Masood Saadia, Ibrar Bareera, Shabbir Javid, Shokri Ali, Movaheedi Zabihullah
Department of Statistics, PMAS-University of Arid Agriculture, Rawalpindi, Pakistan.
Department of Statistics, University of Wah, Wah, Pakistan.
Sci Rep. 2024 May 4;14(1):10255. doi: 10.1038/s41598-024-60714-2.
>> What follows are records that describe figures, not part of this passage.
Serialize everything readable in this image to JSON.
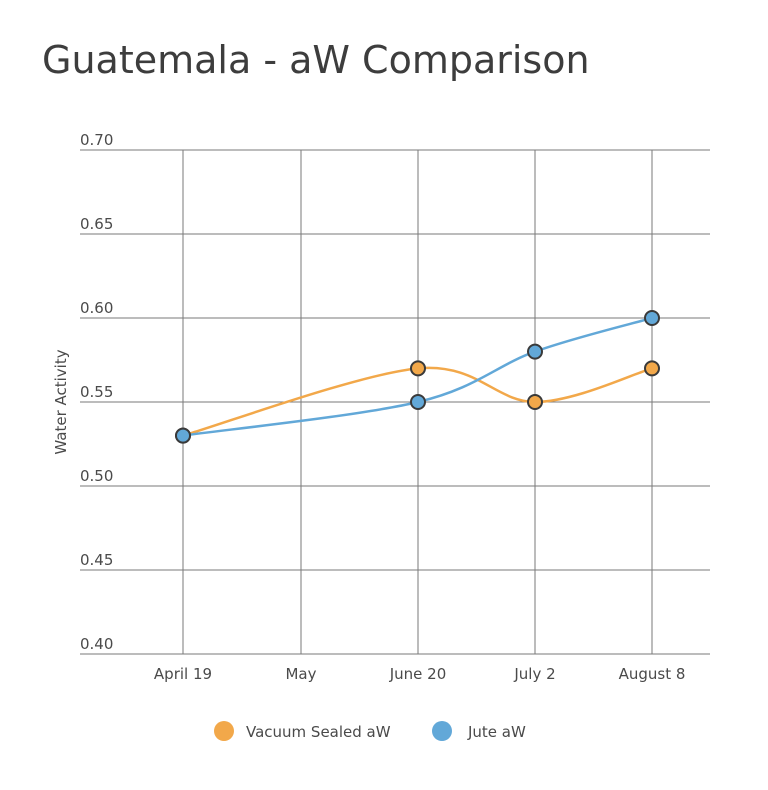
{
  "chart_data": {
    "type": "line",
    "title": "Guatemala - aW Comparison",
    "xlabel": "",
    "ylabel": "Water Activity",
    "categories": [
      "April 19",
      "May",
      "June 20",
      "July 2",
      "August 8"
    ],
    "ylim": [
      0.4,
      0.7
    ],
    "yticks": [
      "0.40",
      "0.45",
      "0.50",
      "0.55",
      "0.60",
      "0.65",
      "0.70"
    ],
    "grid": true,
    "legend_position": "bottom",
    "series": [
      {
        "name": "Vacuum Sealed aW",
        "color": "#f2a84a",
        "points": [
          {
            "category": "April 19",
            "value": 0.53
          },
          {
            "category": "June 20",
            "value": 0.57
          },
          {
            "category": "July 2",
            "value": 0.55
          },
          {
            "category": "August 8",
            "value": 0.57
          }
        ]
      },
      {
        "name": "Jute aW",
        "color": "#62a8d8",
        "points": [
          {
            "category": "April 19",
            "value": 0.53
          },
          {
            "category": "June 20",
            "value": 0.55
          },
          {
            "category": "July 2",
            "value": 0.58
          },
          {
            "category": "August 8",
            "value": 0.6
          }
        ]
      }
    ]
  }
}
Our study explores neutrosophic statistics, an extension of classical and fuzzy statistics, to address the challenges of data uncertainty. By leveraging accurate measurements of an auxiliary variable, we can derive precise estimates for the unknown population median. The estimators introduced in this research are particularly useful for analysing unclear, vague data or within the neutrosophic realm. Unlike traditional methods that yield single-valued outcomes, our estimators produce ranges, suggesting where the population parameter is likely to be. We present the suggested generalised estimator's bias and mean square error within a first-order approximation framework. The practicality and efficiency of these proposed neutrosophic estimators are demonstrated through real-world data applications and the simulated data set.
我们的研究探索了中智统计,它是经典统计和模糊统计的扩展,以应对数据不确定性的挑战。通过利用辅助变量的精确测量,我们可以得出未知总体中位数的精确估计值。本研究中引入的估计量对于分析不清晰、模糊的数据或在中智领域内特别有用。与产生单值结果的传统方法不同,我们的估计量产生范围,表明总体参数可能所在的位置。我们在一阶近似框架内给出了建议的广义估计量的偏差和均方误差。通过实际数据应用和模拟数据集证明了这些提出的中智估计量的实用性和效率。